The file naming applies to the fzp files as well. That is the part file name, and needs to stay unique on disk (within the folder), across all families, versions, variants. So for consistency, it should follow much the same format, so that (for example) tht and smd versions of a part are easy to tell apart. Or variants with different colours, voltages, temperatures, or whatever. The fzp file name needs to be as unique as the property names it contains. Using something like “description_property1_property2_etc.fzp” should work. Where it makes sense, use the same field ordering as for the svg file.
From previous research, Fritzing does not seem to be case sensitive for either the names or values of the properties. I would like more consistency, but different capitalizations are treated the same.
That is my expectation as well.
I do not have the full history, but this seems to be used for a couple of reasons. First, if the family is not changed, then the obsolete part is going to be offered as an alternative in Inspector for ‘swapping’ parts. Second, using a consistent pattern for changing the family name makes it easier to match current and obsolete parts when researching the changes history.

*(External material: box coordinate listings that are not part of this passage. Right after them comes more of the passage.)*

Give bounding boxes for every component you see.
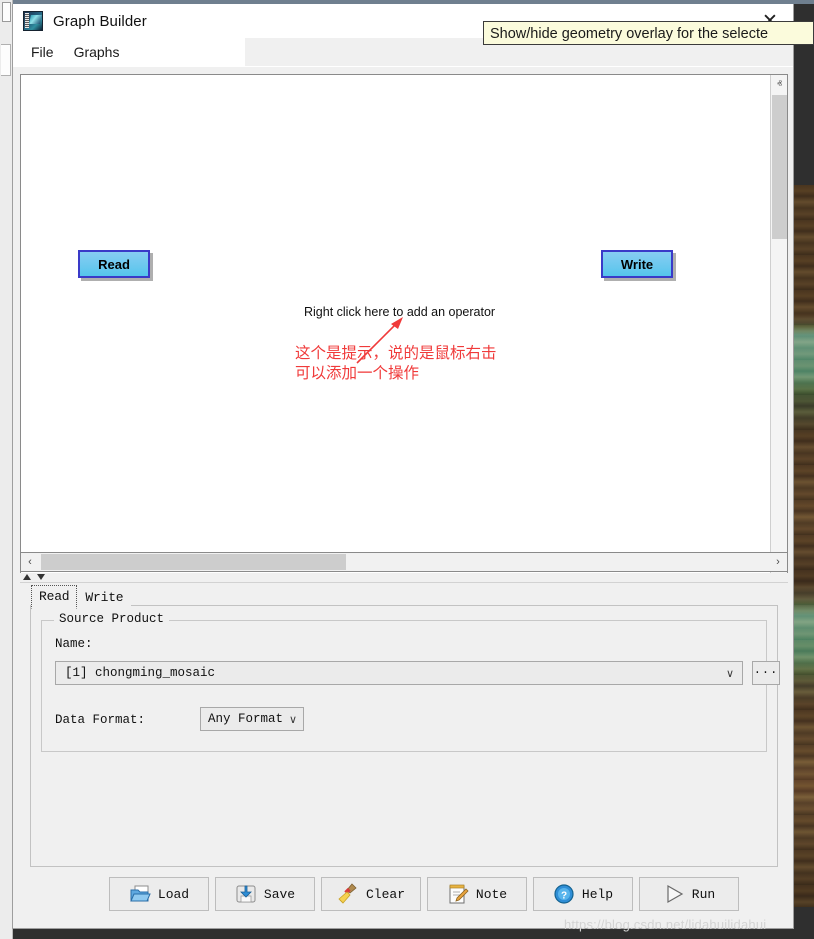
clear-button[interactable]: Clear — [321, 877, 421, 911]
menu-item-file[interactable]: File — [21, 42, 64, 62]
save-button[interactable]: Save — [215, 877, 315, 911]
read-settings-panel: Source Product Name: [1] chongming_mosai… — [30, 605, 780, 867]
splitter-collapse-down-icon[interactable] — [37, 574, 45, 580]
vertical-scrollbar-thumb[interactable] — [772, 95, 787, 239]
play-triangle-icon — [667, 884, 684, 904]
notepad-pencil-icon — [449, 884, 469, 904]
chevron-down-icon: ∨ — [288, 713, 298, 726]
broom-icon — [338, 883, 357, 904]
watermark-text: https://blog.csdn.net/lidahuilidahui — [564, 917, 767, 932]
data-format-label: Data Format: — [55, 713, 146, 727]
note-button-label: Note — [475, 886, 508, 902]
canvas-vertical-scrollbar[interactable]: ⱏ ⱟ — [770, 75, 787, 575]
graph-canvas-area: Read Write Right click here to add an op… — [20, 74, 788, 576]
note-button[interactable]: Note — [427, 877, 527, 911]
load-button-label: Load — [157, 886, 190, 902]
splitter-collapse-up-icon[interactable] — [23, 574, 31, 580]
help-button[interactable]: ? Help — [533, 877, 633, 911]
graph-builder-window: Graph Builder ✕ File Graphs Read Write R… — [12, 4, 794, 932]
scroll-right-icon[interactable]: › — [770, 554, 786, 570]
horizontal-scrollbar-thumb[interactable] — [41, 554, 346, 570]
action-button-bar: Load Save Clear Note ? Help Run — [109, 877, 739, 911]
canvas-hint-text: Right click here to add an operator — [304, 305, 496, 319]
operator-tabs: Read Write — [31, 585, 132, 609]
tab-write[interactable]: Write — [77, 586, 132, 609]
window-title: Graph Builder — [53, 12, 147, 30]
chevron-down-icon: ∨ — [725, 667, 735, 680]
floppy-disk-save-icon — [236, 885, 256, 903]
source-product-group: Source Product Name: [1] chongming_mosai… — [41, 612, 780, 752]
panel-splitter[interactable] — [20, 573, 788, 583]
snap-logo-icon — [23, 11, 43, 31]
svg-text:?: ? — [561, 891, 567, 902]
save-button-label: Save — [263, 886, 296, 902]
chinese-annotation-text: 这个是提示，说的是鼠标右击 可以添加一个操作 — [295, 344, 497, 383]
run-button[interactable]: Run — [639, 877, 739, 911]
browse-file-button[interactable]: ... — [752, 661, 780, 685]
name-label: Name: — [55, 637, 93, 651]
question-circle-icon: ? — [554, 884, 574, 904]
graph-node-write[interactable]: Write — [601, 250, 673, 278]
scroll-left-icon[interactable]: ‹ — [22, 554, 38, 570]
source-product-combo[interactable]: [1] chongming_mosaic ∨ — [55, 661, 743, 685]
help-button-label: Help — [581, 886, 614, 902]
canvas-horizontal-scrollbar[interactable]: ‹ › — [20, 552, 788, 572]
run-button-label: Run — [691, 886, 716, 902]
source-product-value: [1] chongming_mosaic — [65, 666, 216, 680]
scroll-up-icon[interactable]: ⱏ — [771, 76, 788, 93]
source-product-title: Source Product — [54, 612, 170, 626]
clear-button-label: Clear — [365, 886, 405, 902]
geometry-overlay-tooltip: Show/hide geometry overlay for the selec… — [483, 21, 814, 45]
data-format-value: Any Format — [208, 712, 284, 726]
graph-canvas[interactable]: Read Write Right click here to add an op… — [21, 75, 770, 575]
folder-open-icon — [130, 885, 151, 902]
tab-read[interactable]: Read — [31, 585, 78, 609]
menu-item-graphs[interactable]: Graphs — [64, 42, 130, 62]
data-format-combo[interactable]: Any Format ∨ — [200, 707, 304, 731]
load-button[interactable]: Load — [109, 877, 209, 911]
graph-node-read[interactable]: Read — [78, 250, 150, 278]
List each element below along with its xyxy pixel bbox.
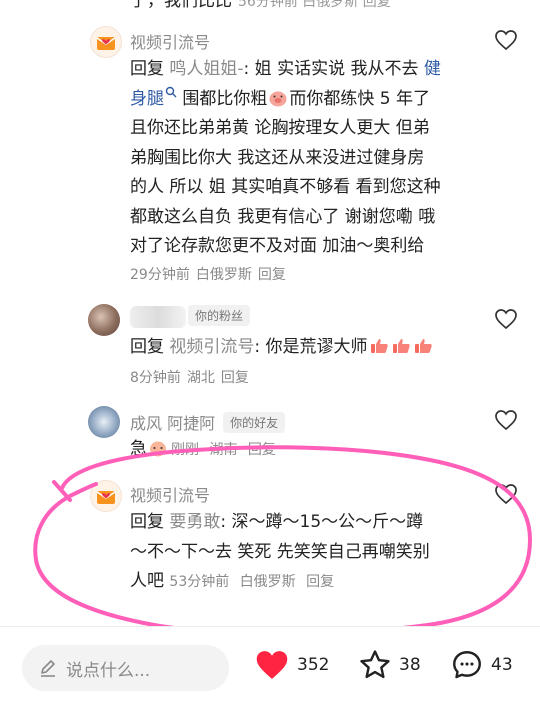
comment-text: 回复 视频引流号: 你是荒谬大师 8分钟前 湖北 回复 (130, 333, 475, 393)
user-avatar[interactable] (88, 406, 120, 438)
pencil-icon (41, 660, 55, 677)
comment-text: 回复 要勇敢: 深～蹲～15～公～斤～蹲 ～不～下～去 笑死 先笑笑自己再嘲笑别… (130, 512, 430, 591)
reply-button[interactable]: 回复 (248, 442, 276, 458)
comment-meta: 刚刚 湖南 回复 (171, 442, 276, 458)
chat-bubble-icon (453, 651, 481, 679)
reply-button[interactable]: 回复 (258, 267, 286, 283)
like-heart-icon[interactable] (494, 308, 518, 330)
comment-text: 回复 鸣人姐姐-: 姐 实话实说 我从不去 健 身腿 围都比你粗 而你都练快 5 … (130, 55, 475, 288)
comment-meta: 29分钟前 白俄罗斯 回复 (130, 266, 286, 283)
comment-count: 43 (491, 655, 513, 675)
like-heart-icon[interactable] (494, 409, 518, 431)
reply-mention[interactable]: 视频引流号 (169, 337, 254, 357)
mail-heart-icon (96, 37, 116, 50)
search-icon (165, 86, 177, 97)
like-count: 352 (297, 655, 330, 675)
star-icon (360, 650, 390, 679)
like-heart-icon[interactable] (494, 29, 518, 51)
blurred-username[interactable] (130, 306, 186, 328)
reply-mention[interactable]: 要勇敢 (169, 512, 220, 532)
brand-avatar[interactable] (90, 26, 122, 58)
thumbs-up-emoji-icon (370, 339, 388, 353)
reply-button[interactable]: 回复 (306, 574, 334, 590)
comment-author[interactable]: 视频引流号 (130, 482, 210, 506)
thumbs-up-emoji-icon (392, 339, 410, 353)
previous-comment-fragment: 了，我们比比 56分钟前 白俄罗斯 回复 (130, 0, 391, 11)
comment-author[interactable]: 成风 阿捷阿 你的好友 (130, 410, 286, 434)
like-heart-icon[interactable] (494, 483, 518, 505)
mail-heart-icon (96, 491, 116, 504)
brand-avatar[interactable] (90, 480, 122, 512)
friend-tag: 你的好友 (223, 412, 286, 433)
comment-meta: 53分钟前 白俄罗斯 回复 (169, 574, 335, 590)
comment-meta: 8分钟前 湖北 回复 (130, 369, 249, 386)
search-link[interactable]: 健 (424, 59, 441, 79)
comment-button[interactable]: 43 (450, 647, 513, 683)
favorite-count: 38 (399, 655, 421, 675)
heart-filled-icon (256, 651, 288, 679)
fan-tag: 你的粉丝 (188, 305, 251, 326)
peach-emoji-icon (150, 441, 166, 457)
bottom-action-bar: 说点什么... 352 38 43 (0, 626, 540, 720)
like-button[interactable]: 352 (254, 647, 329, 683)
pig-emoji-icon (269, 91, 287, 106)
comment-author[interactable]: 视频引流号 (130, 29, 210, 53)
search-link[interactable]: 身腿 (130, 89, 164, 109)
comment-text: 急刚刚 湖南 回复 (130, 439, 276, 459)
reply-button[interactable]: 回复 (221, 370, 249, 386)
favorite-button[interactable]: 38 (358, 647, 421, 683)
thumbs-up-emoji-icon (414, 339, 432, 353)
reply-mention[interactable]: 鸣人姐姐- (169, 59, 243, 79)
user-avatar[interactable] (88, 304, 120, 336)
comment-input[interactable]: 说点什么... (22, 645, 229, 691)
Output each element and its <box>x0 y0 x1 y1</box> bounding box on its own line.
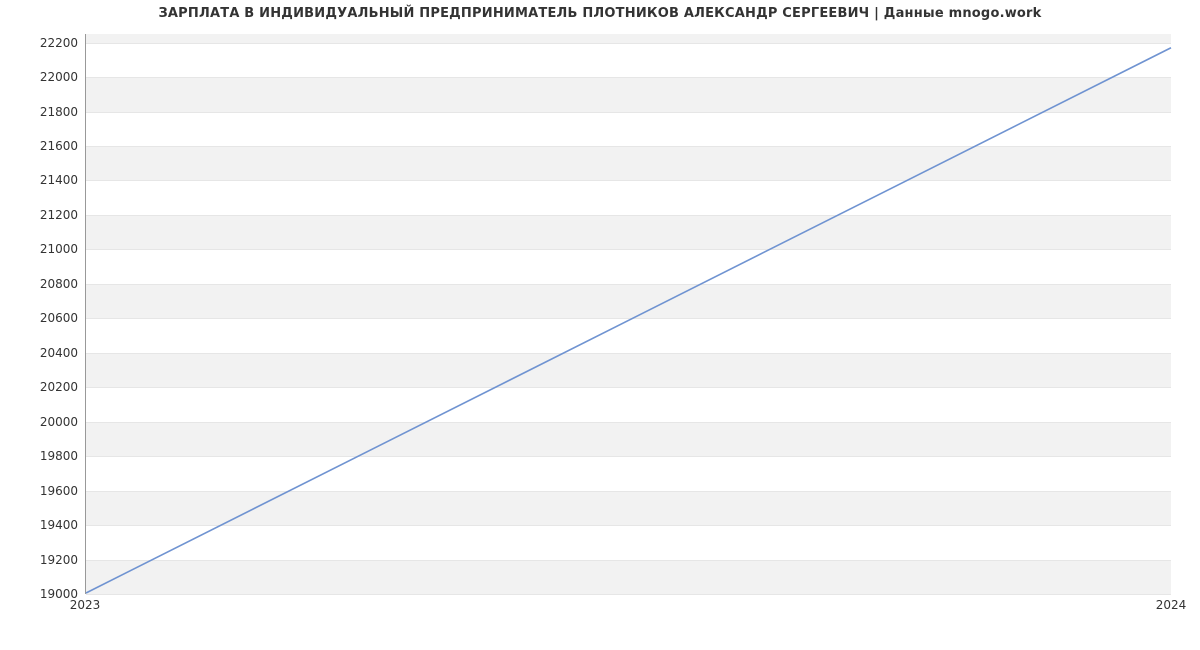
y-tick-label: 20000 <box>40 415 78 429</box>
data-line-layer <box>86 34 1171 593</box>
y-tick-label: 19600 <box>40 484 78 498</box>
y-tick-label: 20800 <box>40 277 78 291</box>
y-tick-label: 22200 <box>40 36 78 50</box>
y-tick-label: 21200 <box>40 208 78 222</box>
salary-line-chart: ЗАРПЛАТА В ИНДИВИДУАЛЬНЫЙ ПРЕДПРИНИМАТЕЛ… <box>0 0 1200 650</box>
y-tick-label: 21400 <box>40 173 78 187</box>
y-tick-label: 20200 <box>40 380 78 394</box>
x-tick-label: 2023 <box>70 598 101 612</box>
y-tick-label: 21800 <box>40 105 78 119</box>
plot-area <box>85 34 1171 594</box>
y-tick-label: 20400 <box>40 346 78 360</box>
series-line <box>86 48 1171 593</box>
y-gridline <box>86 594 1171 595</box>
chart-title: ЗАРПЛАТА В ИНДИВИДУАЛЬНЫЙ ПРЕДПРИНИМАТЕЛ… <box>0 6 1200 21</box>
y-tick-label: 21000 <box>40 242 78 256</box>
x-tick-label: 2024 <box>1156 598 1187 612</box>
y-tick-label: 21600 <box>40 139 78 153</box>
y-tick-label: 19400 <box>40 518 78 532</box>
y-tick-label: 20600 <box>40 311 78 325</box>
y-tick-label: 22000 <box>40 70 78 84</box>
y-tick-label: 19200 <box>40 553 78 567</box>
y-tick-label: 19800 <box>40 449 78 463</box>
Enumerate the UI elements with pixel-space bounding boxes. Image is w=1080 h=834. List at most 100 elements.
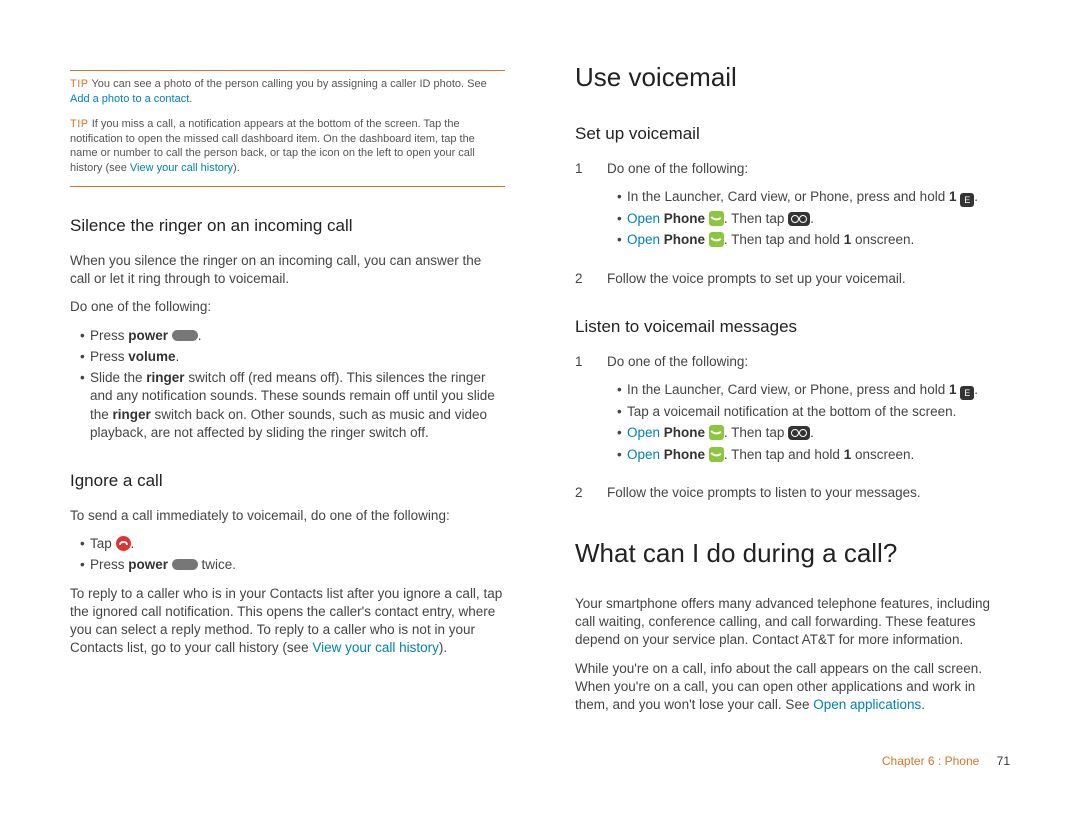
step-number: 1 xyxy=(575,160,589,260)
heading-listen: Listen to voicemail messages xyxy=(575,316,1010,339)
list-item: Press power twice. xyxy=(80,556,505,574)
list-item: Open Phone . Then tap and hold 1 onscree… xyxy=(617,446,1010,464)
step-content: Follow the voice prompts to set up your … xyxy=(607,270,1010,288)
link-open[interactable]: Open xyxy=(627,425,660,440)
tip-1-end: . xyxy=(189,93,192,105)
bold-phone: Phone xyxy=(664,425,705,440)
text: . xyxy=(921,697,925,712)
list-item: Open Phone . Then tap . xyxy=(617,210,1010,228)
text: twice. xyxy=(198,557,236,572)
bold-volume: volume xyxy=(128,349,175,364)
para-during-2: While you're on a call, info about the c… xyxy=(575,660,1010,715)
tip-label: TIP xyxy=(70,118,89,130)
phone-icon xyxy=(709,447,724,462)
bold-ringer: ringer xyxy=(113,407,151,422)
footer-chapter: Chapter 6 : Phone xyxy=(882,754,979,768)
text: . xyxy=(131,536,135,551)
tip-label: TIP xyxy=(70,78,89,90)
text: onscreen. xyxy=(851,232,914,247)
list-listen: In the Launcher, Card view, or Phone, pr… xyxy=(607,381,1010,464)
heading-use-voicemail: Use voicemail xyxy=(575,60,1010,95)
text: In the Launcher, Card view, or Phone, pr… xyxy=(627,189,949,204)
step-2: 2 Follow the voice prompts to set up you… xyxy=(575,270,1010,288)
step-1: 1 Do one of the following: In the Launch… xyxy=(575,160,1010,260)
tip-1: TIP You can see a photo of the person ca… xyxy=(70,77,505,107)
text: Slide the xyxy=(90,370,146,385)
step-content: Do one of the following: In the Launcher… xyxy=(607,353,1010,474)
link-open[interactable]: Open xyxy=(627,232,660,247)
text: Press xyxy=(90,349,128,364)
key-icon: E xyxy=(960,193,974,207)
step-content: Follow the voice prompts to listen to yo… xyxy=(607,484,1010,502)
list-item: Press power . xyxy=(80,327,505,345)
list-item: Open Phone . Then tap and hold 1 onscree… xyxy=(617,231,1010,249)
power-button-icon xyxy=(172,559,198,570)
list-item: Tap . xyxy=(80,535,505,553)
list-item: Open Phone . Then tap . xyxy=(617,424,1010,442)
bold-phone: Phone xyxy=(664,447,705,462)
power-button-icon xyxy=(172,330,198,341)
list-item: In the Launcher, Card view, or Phone, pr… xyxy=(617,188,1010,207)
page: TIP You can see a photo of the person ca… xyxy=(0,0,1080,754)
para-during-1: Your smartphone offers many advanced tel… xyxy=(575,595,1010,650)
text: Tap xyxy=(90,536,116,551)
bold-phone: Phone xyxy=(664,232,705,247)
text: . Then tap and hold xyxy=(724,447,844,462)
phone-icon xyxy=(709,425,724,440)
text: . xyxy=(198,328,202,343)
para-silence: When you silence the ringer on an incomi… xyxy=(70,252,505,288)
text: Press xyxy=(90,557,128,572)
para-doone: Do one of the following: xyxy=(70,298,505,316)
tip-separator-top xyxy=(70,70,505,71)
text: Do one of the following: xyxy=(607,354,748,369)
voicemail-icon xyxy=(788,212,810,226)
page-footer: Chapter 6 : Phone 71 xyxy=(0,754,1080,782)
tip-2-end: ). xyxy=(233,162,240,174)
step-1: 1 Do one of the following: In the Launch… xyxy=(575,353,1010,474)
link-open-apps[interactable]: Open applications xyxy=(813,697,921,712)
text: In the Launcher, Card view, or Phone, pr… xyxy=(627,382,949,397)
text: . Then tap xyxy=(724,425,788,440)
link-view-history-2[interactable]: View your call history xyxy=(312,640,439,655)
tip-2: TIP If you miss a call, a notification a… xyxy=(70,117,505,176)
right-column: Use voicemail Set up voicemail 1 Do one … xyxy=(575,60,1010,724)
voicemail-icon xyxy=(788,426,810,440)
list-item: Press volume. xyxy=(80,348,505,366)
list-setup: In the Launcher, Card view, or Phone, pr… xyxy=(607,188,1010,249)
text: onscreen. xyxy=(851,447,914,462)
hangup-icon xyxy=(116,536,131,551)
heading-silence: Silence the ringer on an incoming call xyxy=(70,215,505,238)
text: . xyxy=(176,349,180,364)
heading-during-call: What can I do during a call? xyxy=(575,536,1010,571)
phone-icon xyxy=(709,211,724,226)
link-open[interactable]: Open xyxy=(627,211,660,226)
key-icon: E xyxy=(960,386,974,400)
link-open[interactable]: Open xyxy=(627,447,660,462)
step-content: Do one of the following: In the Launcher… xyxy=(607,160,1010,260)
list-item: Tap a voicemail notification at the bott… xyxy=(617,403,1010,421)
heading-setup: Set up voicemail xyxy=(575,123,1010,146)
link-add-photo[interactable]: Add a photo to a contact xyxy=(70,93,189,105)
heading-ignore: Ignore a call xyxy=(70,470,505,493)
text: Do one of the following: xyxy=(607,161,748,176)
footer-page-number: 71 xyxy=(997,754,1010,768)
left-column: TIP You can see a photo of the person ca… xyxy=(70,60,505,724)
text: . xyxy=(810,211,814,226)
text: ). xyxy=(439,640,447,655)
step-2: 2 Follow the voice prompts to listen to … xyxy=(575,484,1010,502)
text: . xyxy=(810,425,814,440)
phone-icon xyxy=(709,232,724,247)
step-number: 2 xyxy=(575,270,589,288)
list-item: In the Launcher, Card view, or Phone, pr… xyxy=(617,381,1010,400)
list-silence: Press power . Press volume. Slide the ri… xyxy=(70,327,505,442)
text: Press xyxy=(90,328,128,343)
list-ignore: Tap . Press power twice. xyxy=(70,535,505,574)
bold-power: power xyxy=(128,557,168,572)
text: . Then tap xyxy=(724,211,788,226)
text: . Then tap and hold xyxy=(724,232,844,247)
bold-ringer: ringer xyxy=(146,370,184,385)
list-item: Slide the ringer switch off (red means o… xyxy=(80,369,505,442)
link-view-history-1[interactable]: View your call history xyxy=(130,162,233,174)
para-reply: To reply to a caller who is in your Cont… xyxy=(70,585,505,658)
text: . xyxy=(974,189,978,204)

This would only be needed for the obsolete files. The active (core) parts are all “current”. Adding the version number when moving to obsolete should work. It would be a good idea to have git do the rename, so that it (git) better tracks the history.
My research says it is not (ever) a problem. From what I can tell, when Fritzing is started, it reads all of the part fzp files (active, obsolete, and user), and associates the module id with the file (full path). When it opens an fzz file, it uses the module id (not file name) stored in the sketch to determine both what the associated file name is, and where it is currently stored. That handles core, user, and obsolete parts all with one process. The name (or location) of the file is not used in the matching process at all.
The same goes for the view files. The svg file that gets used is whatever is specified in the fzp file that gets used based on the module id. That lookup (seems to have) a search order, but I am not clear on which file will be used if the same svg file name exists in both core and obsolete. Will it use the obsolete one (only) if the fzp is also obsolete? I expect that an obsolete part will use a core svg if the svg is not in obsolete, and (probably) a core fzp will use an obsolete svg, if none exist in core. It is just the obsolete fzp with both obsolete and core svg files that is unclear.
An obsolete part needs to contain a “replacedby” tag, which is what is used to tell the user that the part has been replaced, and which part to offer to replace it with. However many steps (update, save, reload cycles) it takes, that tag with the module id is that chain for updating to new(er) versions of a part. The file names have nothing to do with it. “replaced_by” (also) contains a module id, so again, it does not matter if that points to an active, or different obsolete part.
A side thought. It would be more work, but a user part could be “obsoleted” as well. Maybe. If the fzp in the user folder was modified (still in the standard user folder) to have a replacedby tag, pointing to a different module id, Fritzing might offer to do the replacement, instead of needing to do the delete minus, and reconnect all of the wire. The “maybe” is because I think fritzing stores the whole user part in the sketch file. I do not know if will “see” the replacedby tag when a sketch is loaded.